La commissione europea vuole rassicurazioni dall’Italia sul nodo abolizione o non abolizione dell’Imu, mentre la rata di giugno dell’imposta sulla prima casa sarà oggetto di un decreto legge che la congelerà. Secondo quanto scrive l’Ansa la commissione dell’UE ha chiesto al governo presieduto da Enrico Letta di presentare il programma di stabilità comprensivo delle modifiche che intende apportare l’esecutivo: innanzitutto sulla sospensione del pagamento della tranche Imu del mese prossimo, poi sul ventilato rinvio dell'aumento Iva, dal 21 al 22%, che salvo interventi dell'ultima ora scatterà dal primo luglio.

Servono almeno 4 miliardi e l'UE vuole sapere dove verranno prese queste risorse, visto che dalle casse dello Stato devono già uscire a stretto giro altri due miliardi di euro per finanziare la cassa integrazione in deroga, dopo il via libera del parlamento al Def (Documento di economia e finanza). Ieri il ministro dell’Economia Fabrizio Saccomanni in aula alla Camera ha assicurato ai Comuni, sul piede di guerra per il mancato gettito derivante dalla sospensione della prima rata dell’Imu 2013, che si procederà:

«alla copertura idonea alla sospensione, preservando le esigenze di bilancio comunali».
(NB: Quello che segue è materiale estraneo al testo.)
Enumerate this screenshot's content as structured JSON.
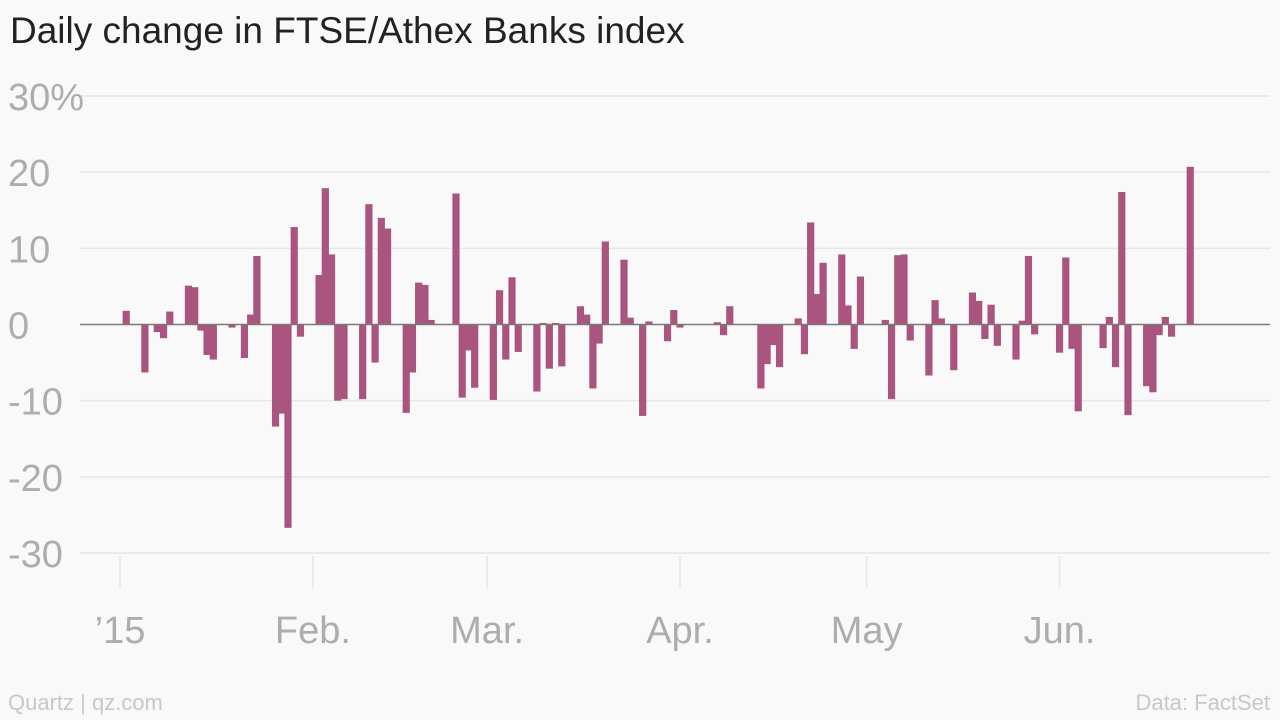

La sospensione della rata costa sui due miliardi. Saccomanni non ha invece fatto nessun cenno a un rinvio dell’aumento dell’Iva, ma anche questo è nelle intenzioni dell’esecutivo che potrebbe quindi intervenire sulla materia in un secondo momento dopo l’uscita del nostro Paese dalla procedura dell’Ue per deficit eccessivo. Sempre in tema di Imu il ministro degli Affari regionali Graziano Delrio ieri ha precisato che la restituzione di quella pagata nel 2012 non è contemplata nel programma di governo.